If I Get It, Can I Use It?
Perhaps the major issue for professionals seeking to use real-time data in their supply chain decision processes is how to convert real-time data into real-time information. As we noted earlier, current supply chain software applications, other than visibility, are not well equipped to manage much real-time data. Further, management processes and the people that operate them are not prepared to handle more frequent data feeds.
Given this background, what can we say about how real-time data can become real-time information to help you better manage your company?
Start by understanding where real-time data can most help your supply chain. If it is in customer satisfaction tracking, why not begin with a pilot program monitoring shipments to key customers. Assuming you have access to real-time delivery performance data, begin by monitoring arrivals at distribution centers so you understand where issues may be arising and why.
You may be able to use visibility software from your current enterprise software package and assign a team member to analyze the data on a part time basis. Have them report to a broader team, including sales & marketing people, weekly on what they found and whether the results are useful information.
When you have enough information that you can trust and believe that you want to continue the process, you can also preview the analysis with your customer and see if they find the new data valuable and if it saves your company money. If so, only then should you consider making the process part of your ongoing supply chain management structure.
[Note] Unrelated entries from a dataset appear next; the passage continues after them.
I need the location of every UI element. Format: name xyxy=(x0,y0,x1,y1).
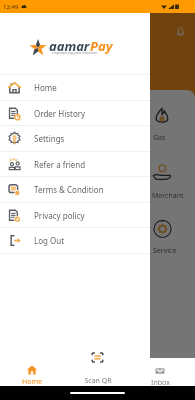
staticText: Log Out xyxy=(34,235,65,246)
button[interactable]: Log Out xyxy=(0,228,150,253)
staticText: Refer a friend xyxy=(34,159,86,170)
button[interactable]: Gas xyxy=(153,107,171,143)
button[interactable]: Merchant xyxy=(152,163,184,201)
button[interactable]: Privacy policy xyxy=(0,203,150,228)
staticText: Home xyxy=(22,377,42,387)
staticText: Pay xyxy=(90,37,113,55)
button[interactable]: Inbox xyxy=(142,366,178,388)
staticText: Service xyxy=(153,246,177,256)
staticText: Terms & Condition xyxy=(34,184,104,195)
button[interactable]: Settings xyxy=(0,126,150,151)
button[interactable]: Home xyxy=(0,75,150,100)
staticText: 12:49 xyxy=(3,3,19,11)
staticText: Privacy policy xyxy=(34,210,85,221)
button[interactable]: Order History xyxy=(0,101,150,126)
staticText: empowering your business xyxy=(52,50,97,55)
staticText: Merchant xyxy=(152,191,184,201)
button[interactable]: Refer a friend xyxy=(0,152,150,177)
staticText: Settings xyxy=(34,133,65,144)
button[interactable]: Notifications xyxy=(171,22,189,40)
button[interactable]: Home xyxy=(14,365,50,387)
button[interactable]: Scan QR xyxy=(85,345,110,370)
staticText: aamar xyxy=(49,37,90,55)
staticText: Scan QR xyxy=(84,376,112,386)
staticText: Order History xyxy=(34,108,86,119)
button[interactable]: Terms & Condition xyxy=(0,177,150,202)
staticText: Inbox xyxy=(151,378,170,388)
staticText: Gas xyxy=(153,133,166,143)
staticText: Home xyxy=(34,82,57,93)
button[interactable]: Service xyxy=(153,219,177,256)
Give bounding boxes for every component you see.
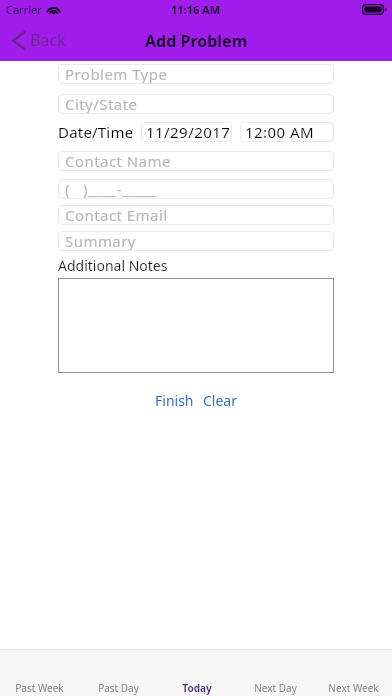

How Can I Solve the Bad Data Problem?
Real-time data can yield real-time problems, but not always real ones. Huh? A recent study of IT professionals by Netuitive, a real time analysis software company, found that 41 percent of respondents in large companies receive more than 100 alerts per day, of which half or more are false positives. Many companies have responded by increasing alert thresholds above optimum levels to avoid excessive alerting or have turned off their alerting functionality completely.
We can probably expect the same results from use of real-time data, as opposed to real-time information, in supply chain settings. Processes for ensuring that real time data is correct and requires action are difficult to develop without employing business process rules engines.
Will Real-Time Data Improve Forecasting and Planning?
Enterprise software providers, plus some smaller vendors, are just beginning to introduce supply chain applications that can take advantage of real-time data. It is still too early to project the longer term implications of real-time data on supply chain management. Some early experiments, like the Cisco case study below, have produced less than stellar, even troublesome, results. Significant research remains to be done into how optimization algorithms should incorporate real-time data. Overall, the future looks cautiously bright, but there is a lot of work left to do before real-time data becomes a standard tool in supply chain management processes.
Can More Data Lead to Poorer Decisions?
A recent study (cited in CIO Magazine) by researchers at Georgia Tech and the University of North Carolina evaluated whether increasing the frequency of real-time data updates would "enhance performance" in companies. Specifically, they wondered whether people would be able to respond more quickly to changes in their environment and result in better decisions and actions. The conclusion was that "managers who received more frequent data points were making poorer decisions". The issue was being able to distinguish random from systemic problems and not react to every issue as if it were a real problem that needed instant resolution.